David en Kevin keken van bovenaf naar haar, terwijl ze uitrustten en water dronken uit hun veldflessen. « Hoe gaat het met Jennifer? » vroeg Kevin. David glimlachte. « Goed, heel goed. Ik denk echt dat zij de ware is. Serieus. » De grote David Morrison die eindelijk tot rust kwam. « Misschien. » David haalde zijn schouders op. « Ze heeft iets bijzonders. » « Ik weet het niet. »
Ik heb het gevoel dat ik helemaal mezelf kan zijn bij haar. Ik ben blij voor je, man. Kevin klopte hem op de rug. Rachel kwam lachend terug. Ik heb een paar geweldige foto’s gemaakt. Ze zullen er fantastisch uitzien. Ze liepen verder tot ze de perfecte plek vonden om te kamperen. Een kleine open plek omringd door dennenbomen met uitzicht op de canyon.
Ze zetten hun tenten op terwijl Max de omgeving verkende en hun nieuwe, tijdelijke territorium afbakende. Die avond kookten ze boven het kampvuur, deelden verhalen en maakten grapjes zoals vanouds. De sterren schitterden boven hen, miljoenen lichtpuntjes in de absolute duisternis van het bos. « Ik wil niet dat dit eindigt, » zei Rachel, terwijl ze naar de hemel staarde. « Ik wou dat we hier voor altijd konden blijven. »
‘Uiteindelijk moeten we allemaal weer met beide benen op de grond komen,’ antwoordde Kevin. ‘Maar we kunnen dit vaker doen, zoals vroeger.’ ‘Afgesproken,’ stemde David toe.
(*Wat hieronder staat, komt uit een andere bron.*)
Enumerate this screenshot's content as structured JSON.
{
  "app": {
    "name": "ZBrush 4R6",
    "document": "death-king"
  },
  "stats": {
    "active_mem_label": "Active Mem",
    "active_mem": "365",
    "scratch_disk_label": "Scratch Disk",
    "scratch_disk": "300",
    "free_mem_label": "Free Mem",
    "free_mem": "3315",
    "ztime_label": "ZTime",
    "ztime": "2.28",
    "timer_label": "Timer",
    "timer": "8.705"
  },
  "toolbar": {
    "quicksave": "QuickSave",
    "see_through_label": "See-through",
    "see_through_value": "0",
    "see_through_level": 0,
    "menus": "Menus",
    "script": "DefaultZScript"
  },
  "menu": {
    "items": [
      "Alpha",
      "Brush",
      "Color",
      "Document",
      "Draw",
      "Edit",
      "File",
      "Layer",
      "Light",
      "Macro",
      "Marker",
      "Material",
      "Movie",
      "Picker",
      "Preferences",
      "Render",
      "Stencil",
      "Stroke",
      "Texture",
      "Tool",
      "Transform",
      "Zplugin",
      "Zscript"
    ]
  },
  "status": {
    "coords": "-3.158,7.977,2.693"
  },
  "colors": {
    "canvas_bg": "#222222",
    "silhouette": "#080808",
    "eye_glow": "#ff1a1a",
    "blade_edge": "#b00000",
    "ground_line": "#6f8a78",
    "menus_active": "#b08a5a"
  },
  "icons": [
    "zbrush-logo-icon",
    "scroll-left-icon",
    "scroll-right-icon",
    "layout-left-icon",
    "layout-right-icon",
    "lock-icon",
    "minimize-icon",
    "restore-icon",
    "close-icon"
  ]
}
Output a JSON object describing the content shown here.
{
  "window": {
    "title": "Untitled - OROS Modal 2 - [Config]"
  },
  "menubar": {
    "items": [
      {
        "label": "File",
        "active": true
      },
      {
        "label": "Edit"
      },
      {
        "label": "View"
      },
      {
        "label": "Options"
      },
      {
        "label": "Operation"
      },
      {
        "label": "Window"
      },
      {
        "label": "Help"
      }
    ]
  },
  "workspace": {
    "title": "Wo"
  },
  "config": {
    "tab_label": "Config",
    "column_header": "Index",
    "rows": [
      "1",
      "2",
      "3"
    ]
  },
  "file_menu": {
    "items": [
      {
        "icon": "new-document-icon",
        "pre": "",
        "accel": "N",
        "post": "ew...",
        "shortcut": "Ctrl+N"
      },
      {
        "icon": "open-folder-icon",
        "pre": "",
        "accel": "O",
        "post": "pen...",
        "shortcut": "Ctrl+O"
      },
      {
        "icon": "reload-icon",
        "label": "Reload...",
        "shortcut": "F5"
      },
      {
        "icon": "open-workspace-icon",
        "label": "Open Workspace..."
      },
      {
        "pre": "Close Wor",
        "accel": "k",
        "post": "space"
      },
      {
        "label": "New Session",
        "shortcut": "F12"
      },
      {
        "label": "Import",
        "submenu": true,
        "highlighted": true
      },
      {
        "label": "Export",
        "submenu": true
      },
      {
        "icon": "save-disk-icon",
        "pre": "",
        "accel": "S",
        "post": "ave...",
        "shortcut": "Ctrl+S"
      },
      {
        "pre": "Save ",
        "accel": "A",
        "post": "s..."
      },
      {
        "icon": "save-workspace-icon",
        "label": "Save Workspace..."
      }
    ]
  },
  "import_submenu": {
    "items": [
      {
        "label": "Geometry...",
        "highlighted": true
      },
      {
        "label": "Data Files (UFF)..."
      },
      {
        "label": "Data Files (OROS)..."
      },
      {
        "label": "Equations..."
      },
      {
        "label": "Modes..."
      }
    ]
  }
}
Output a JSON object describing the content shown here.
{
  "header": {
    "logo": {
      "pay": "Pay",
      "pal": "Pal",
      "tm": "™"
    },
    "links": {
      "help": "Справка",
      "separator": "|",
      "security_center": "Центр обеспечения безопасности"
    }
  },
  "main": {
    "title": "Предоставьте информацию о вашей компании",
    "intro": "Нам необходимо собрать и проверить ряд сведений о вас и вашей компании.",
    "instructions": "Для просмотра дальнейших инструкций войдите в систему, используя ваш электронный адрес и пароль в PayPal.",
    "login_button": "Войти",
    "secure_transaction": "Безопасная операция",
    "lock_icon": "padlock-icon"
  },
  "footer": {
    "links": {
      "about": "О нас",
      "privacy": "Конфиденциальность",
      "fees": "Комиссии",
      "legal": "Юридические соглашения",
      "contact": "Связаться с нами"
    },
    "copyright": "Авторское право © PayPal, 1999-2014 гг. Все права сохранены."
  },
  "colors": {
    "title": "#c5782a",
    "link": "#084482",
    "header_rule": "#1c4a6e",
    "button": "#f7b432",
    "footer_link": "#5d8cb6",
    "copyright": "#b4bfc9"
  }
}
Ze gingen na middernacht slapen. Max kroop in Davids tent, zoals hij altijd deed.
Het laatste geluid dat ze hoorden was het gefluister van de wind door de dennenbomen en af en toe de verre roep van een uil. De volgende ochtend was David de eerste die wakker werd – of beter gezegd, Max maakte hem wakker met aanhoudend geblaf. ‘Wat is er, jongen?’ mompelde hij, terwijl hij uit de tent kwam. Max rende naar de rand van de open plek, blaffend en grommend naar de bomen. ‘Max, wees stil,’ zei David, bang om de anderen wakker te maken.
‘Wat heb je gezien? Een hert.’ Maar Max kalmeerde niet. Zijn geblaf werd steeds panischer en wanhopiger. David liep naar de hond toe om te kijken wat hem zo van streek maakte. Toen hoorde hij het eerste schot. De negen jaar tussen 1991 en 2000 waren een stille hel voor de families Morrison Santos en Walch.
Laura herinnerde zich elke dag van die jaren met pijnlijke helderheid. De eerste paar maanden waren het ergst. Toen David, Rachel en Kevin niet terugkeerden van hun geplande wandeling, organiseerden de parkwachters de grootste zoekactie in de geschiedenis van Josemit Park. 150 vrijwilligers kamden wekenlang de bergen uit. We vonden hun laatste kampeerplek. De hoofdparkwachter legde het de families uit.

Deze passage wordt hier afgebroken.